I have seen at least one implementation in Keras that directly follows the convolution analogy. Here is an excerpt from attention-is-all-you-need-keras.
class PositionwiseFeedForward():
def __init__(self, d_hid, d_inner_hid, dropout=0.1):
self.w_1 = Conv1D(d_inner_hid, 1, activation='relu')
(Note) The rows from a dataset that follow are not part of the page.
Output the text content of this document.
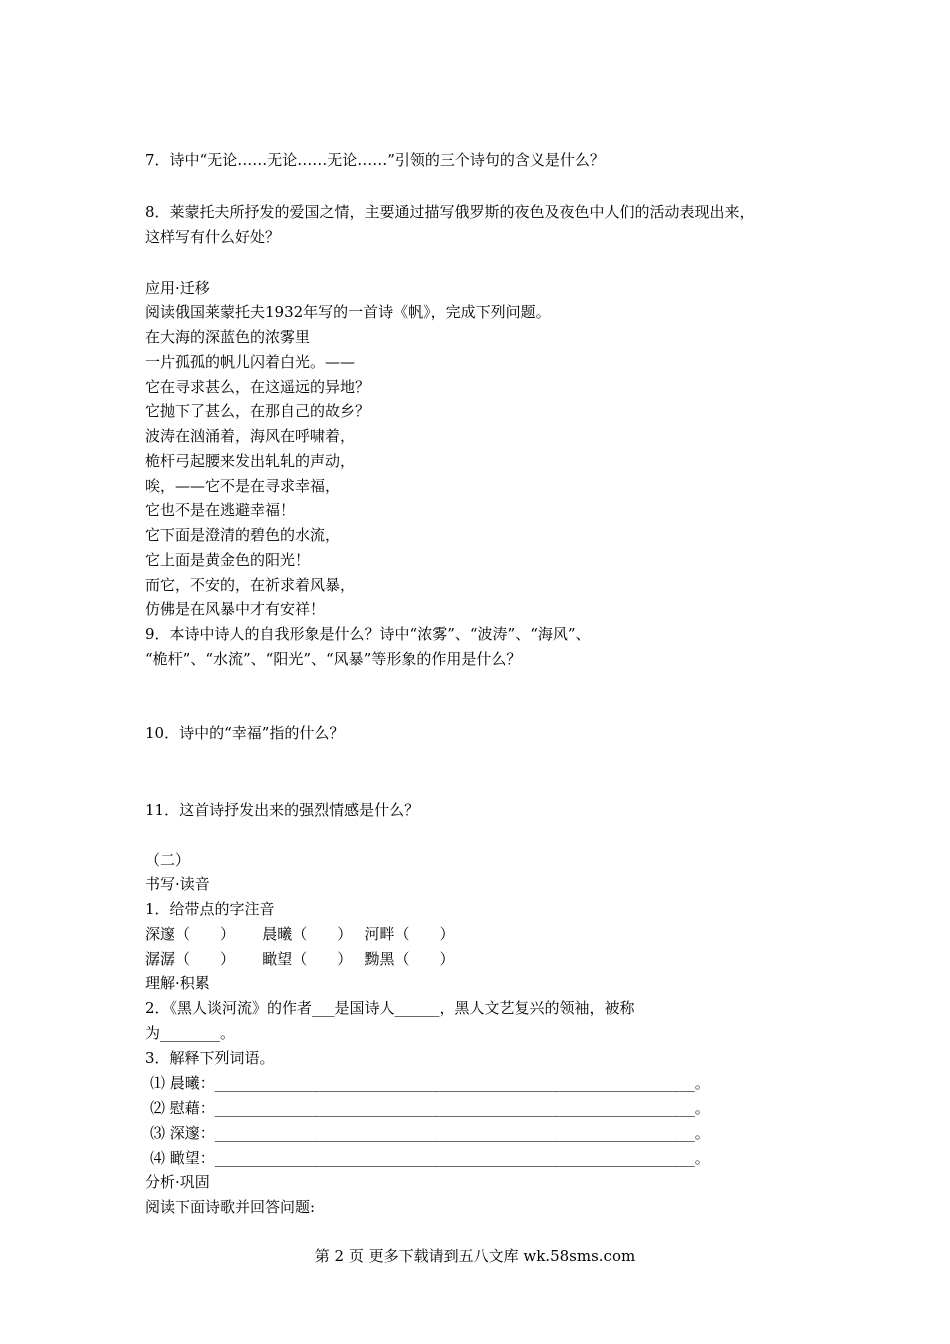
7．诗中“无论……无论……无论……”引领的三个诗句的含义是什么？
8．莱蒙托夫所抒发的爱国之情，主要通过描写俄罗斯的夜色及夜色中人们的活动表现出来，
这样写有什么好处？
应用·迁移
阅读俄国莱蒙托夫1932年写的一首诗《帆》，完成下列问题。
在大海的深蓝色的浓雾里
一片孤孤的帆儿闪着白光。——
它在寻求甚么，在这遥远的异地？
它抛下了甚么，在那自己的故乡？
波涛在汹涌着，海风在呼啸着，
桅杆弓起腰来发出轧轧的声动，
唉，——它不是在寻求幸福，
它也不是在逃避幸福！
它下面是澄清的碧色的水流，
它上面是黄金色的阳光！
而它，不安的，在祈求着风暴，
仿佛是在风暴中才有安祥！
9．本诗中诗人的自我形象是什么？诗中“浓雾”、“波涛”、“海风”、
“桅杆”、“水流”、“阳光”、“风暴”等形象的作用是什么？
10．诗中的“幸福”指的什么？
11．这首诗抒发出来的强烈情感是什么？
（二）
书写·读音
1．给带点的字注音
深邃（　　）　　 晨曦（　　）　 河畔（　　）
潺潺（　　）　　 瞰望（　　）　 黝黑（　　）
理解·积累
2．《黑人谈河流》的作者___是国诗人______，黑人文艺复兴的领袖，被称
为________。
3．解释下列词语。
⑴ 晨曦：________________________________________________________________。
⑵ 慰藉：________________________________________________________________。
⑶ 深邃：________________________________________________________________。
⑷ 瞰望：________________________________________________________________。
分析·巩固
阅读下面诗歌并回答问题:
第 2 页 更多下载请到五八文库 wk.58sms.com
self.w_2 = Conv1D(d_hid, 1)
self.layer_norm = LayerNormalization()
self.dropout = Dropout(dropout)
def __call__(self, x):
output = self.w_1(x)
output = self.w_2(output)
output = self.dropout(output)
output = Add()([output, x])
return self.layer_norm(output)
Yet, in Keras you can apply a single Dense
layer across all time-steps using the TimeDistributed
wrapper (moreover, a simple Dense
layer applied to a 2D input implicitly behaves like a TimeDistributed
layer). Therefore, in Keras a stack of two Dense layers (one with a ReLU and the other one without an activation) is exactly the same thing as the aforementioned position-wise FFN. So, why would you implement it using convolutions?
Update
Adding benchmarks in response to the answer by @mshlis:
import os
import typing as t
os.environ['CUDA_VISIBLE_DEVICES'] = '0'
import numpy as np
from keras import layers, models
from keras import backend as K
from tensorflow import Tensor
# Generate random data
n = 128000 # n samples
seq_l = 32 # sequence length
emb_dim = 512 # embedding size
x = np.random.normal(0, 1, size=(n, seq_l, emb_dim)).astype(np.float32)
y = np.random.binomial(1, 0.5, size=n).astype(np.int32)
# Define constructors
def ffn_dense(hid_dim: int, input_: Tensor) -> Tensor:
output_dim = K.int_shape(input_)[-1]
hidden = layers.Dense(hid_dim, activation='relu')(input_)
return layers.Dense(output_dim, activation=None)(hidden)
def ffn_cnn(hid_dim: int, input_: Tensor) -> Tensor:
output_dim = K.int_shape(input_)[-1]
hidden = layers.Conv1D(hid_dim, 1, activation='relu')(input_)
return layers.Conv1D(output_dim, 1, activation=None)(hidden)
def build_model(ffn_implementation: t.Callable[[int, Tensor], Tensor],
ffn_hid_dim: int,
input_shape: t.Tuple[int, int]) -> models.Model:
input_ = layers.Input(shape=(seq_l, emb_dim))
ffn = ffn_implementation(ffn_hid_dim, input_)
flattened = layers.Flatten()(ffn)
output = layers.Dense(1, activation='sigmoid')(flattened)
model = models.Model(inputs=input_, outputs=output)
model.compile(optimizer='Adam', loss='binary_crossentropy')
return model
# Build the models
ffn_hid_dim = emb_dim * 4 # this rule is taken from the original paper
bath_size = 512 # the batchsize was selected to maximise GPU load, i.e. reduce PCI IO overhead
model_dense = build_model(ffn_dense, ffn_hid_dim, (seq_l, emb_dim))
model_cnn = build_model(ffn_cnn, ffn_hid_dim, (seq_l, emb_dim))
# Pre-heat the GPU and let TF apply memory stream optimisations
model_dense.fit(x=x, y=y[:, None], batch_size=bath_size, epochs=1)
%timeit model_dense.fit(x=x, y=y[:, None], batch_size=bath_size, epochs=1)
model_cnn.fit(x=x, y=y[:, None], batch_size=bath_size, epochs=1)
%timeit model_cnn.fit(x=x, y=y[:, None], batch_size=bath_size, epochs=1)
I am getting 14.8 seconds per epoch with the Dense implementation:
Epoch 1/1
128000/128000 [==============================] - 15s 116us/step - loss: 0.6332
Epoch 1/1
128000/128000 [==============================] - 15s 115us/step - loss: 0.5327
Epoch 1/1
128000/128000 [==============================] - 15s 117us/step - loss: 0.3828
Epoch 1/1
128000/128000 [==============================] - 14s 113us/step - loss: 0.2543
Epoch 1/1
128000/128000 [==============================] - 15s 116us/step - loss: 0.1908
Epoch 1/1
128000/128000 [==============================] - 15s 116us/step - loss: 0.1533
Epoch 1/1
128000/128000 [==============================] - 15s 117us/step - loss: 0.1475
Epoch 1/1
128000/128000 [==============================] - 15s 117us/step - loss: 0.1406
14.8 s ± 170 ms per loop (mean ± std. dev. of 7 runs, 1 loop each)
and 18.2 seconds for the CNN implementation. I am running this test on a standard Nvidia RTX 2080. So, from a performance perspective there seems to be no point in actually implementing an FFN block as a CNN in Keras. Considering that the maths are the same, the choice boils down to pure aesthetics.